1 Timothy 5:8 “But if anyone does not provide for his own, and especially for those of his household, he has denied the faith and is worse than an unbeliever.”
This verse helps me to remember that I have the God given, command to take care of my dad. (My mother passed away several years ago.) I have the command to take care of those of my family that are at the age when they cannot take care of themselves like they use to. It is hard for me, at times, to realize that my dad cannot do what he used to. Of course, I see the aging process in him, but he is my dad. He has always been my hero-the one I have reached out to for help. But I need to get past that thinking and realize that he needs me now. He will always be my hero, even though the aging process is grabbing hold of him. I believe my kids, will take care of me when that time comes. (My kids are reading this and are saying, you are already there, mom!)
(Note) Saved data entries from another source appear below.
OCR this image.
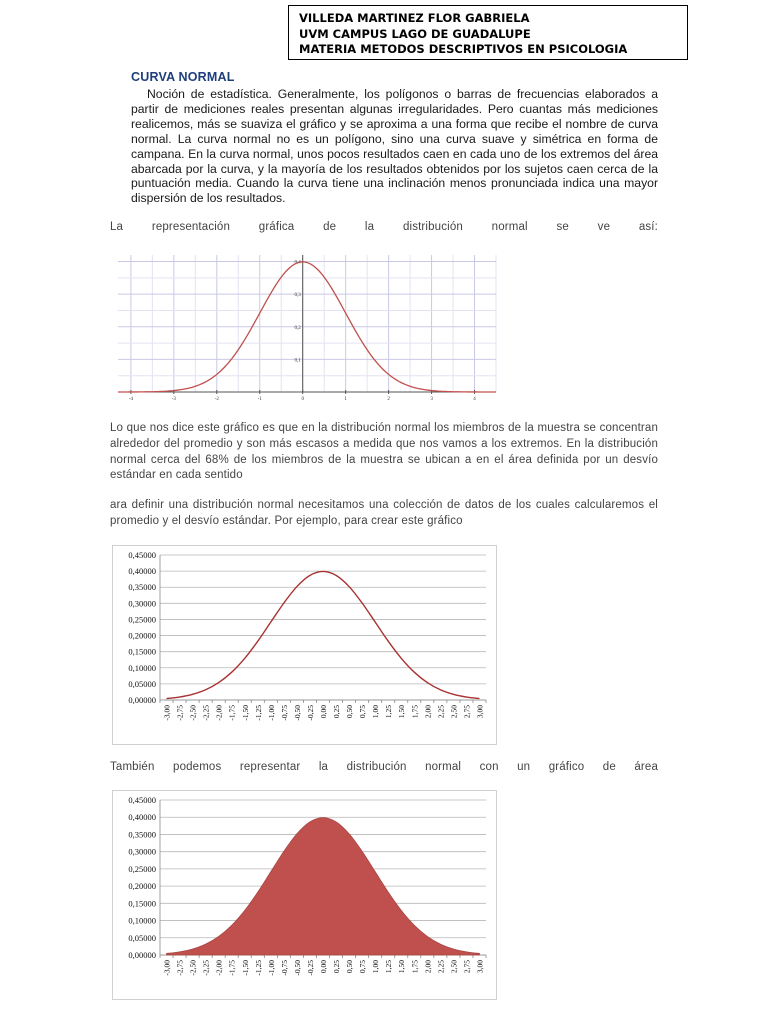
VILLEDA MARTINEZ FLOR GABRIELA
UVM CAMPUS LAGO DE GUADALUPE
MATERIA METODOS DESCRIPTIVOS EN PSICOLOGIA
CURVA NORMAL

Noción de estadística. Generalmente, los polígonos o barras de frecuencias elaborados a partir de mediciones reales presentan algunas irregularidades. Pero cuantas más mediciones realicemos, más se suaviza el gráfico y se aproxima a una forma que recibe el nombre de curva normal. La curva normal no es un polígono, sino una curva suave y simétrica en forma de campana. En la curva normal, unos pocos resultados caen en cada uno de los extremos del área abarcada por la curva, y la mayoría de los resultados obtenidos por los sujetos caen cerca de la puntuación media. Cuando la curva tiene una inclinación menos pronunciada indica una mayor dispersión de los resultados.

La representación gráfica de la distribución normal se ve así:

-4	-3	-2	-1	0	1	2	3	4
0,1
0,2
0,3
0,4

Lo que nos dice este gráfico es que en la distribución normal los miembros de la muestra se concentran alrededor del promedio y son más escasos a medida que nos vamos a los extremos. En la distribución normal cerca del 68% de los miembros de la muestra se ubican a en el área definida por un desvío estándar en cada sentido

ara definir una distribución normal necesitamos una colección de datos de los cuales calcularemos el promedio y el desvío estándar. Por ejemplo, para crear este gráfico

0,00000
0,05000
0,10000
0,15000
0,20000
0,25000
0,30000
0,35000
0,40000
0,45000
-3,00 -2,75 -2,50 -2,25 -2,00 -1,75 -1,50 -1,25 -1,00 -0,75 -0,50 -0,25 0,00 0,25 0,50 0,75 1,00 1,25 1,50 1,75 2,00 2,25 2,50 2,75 3,00

También podemos representar la distribución normal con un gráfico de área

0,00000
0,05000
0,10000
0,15000
0,20000
0,25000
0,30000
0,35000
0,40000
0,45000
-3,00 -2,75 -2,50 -2,25 -2,00 -1,75 -1,50 -1,25 -1,00 -0,75 -0,50 -0,25 0,00 0,25 0,50 0,75 1,00 1,25 1,50 1,75 2,00 2,25 2,50 2,75 3,00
Let’s realize that now is the time that we need to reach out to and take care of, our family members and our church family members. At church, during the announcements, you hear the list of elderly or sick, and do not know who they are, now is the time to take care of that. Ask another member who can give you a good history about them. Call them. Take them a meal. You don’t have to go into their home, because of covid, to drop off a meal-flowers-activity books or puzzles. Ask someone to go with you. Send them a card. Take that first step. Think about how you would feel if you were confined at home because of illness or age. Thinking about that will help your heart know what to do for them. Do something! Depression and loneliness fill the heart of those elderly and constantly sick. We say, ‘it seems like the day is too short. We have so much to take care of and do’. Take time out of your busy lives. You will be rewarded by using your time to help them. Give of your time!
If you are young reading this, remember to visit and call or text, and check on your grandparents or parents. It is hard having a mate or houseful of children, and then one day you are all alone because they have gone on with their lives and they seem to push you out. It seems that you have become so less important.
Do you have a parent, older friend or grandparent? Give them a call-email-text-send a card. Just do something! We are never assured of tomorrow. One night, many years ago, I realized I had not talked to my great aunt in a while. I started to call her and something got in the way that I forgot to call. By the time I remembered, it was too late to call her. She passed away the next day. That has hurt my heart for many years that I did not reach out to her that night. We all have regrets. The best way to not hold onto those regrets, is to learn from them and do better every day.
Remember, just because someone becomes elderly, does not mean that he is not knowledgeable-that they can be pushed to the side like my uncle was. Make an effort today, after reading this blog, to step up and reach out to an elderly person. Become their friend! When you do that, your heart will be so much richer for doing so!
Age! An important thing to start thinking about and to start giving of your time to reach out to the aged. You will become a part of that crowd one day too.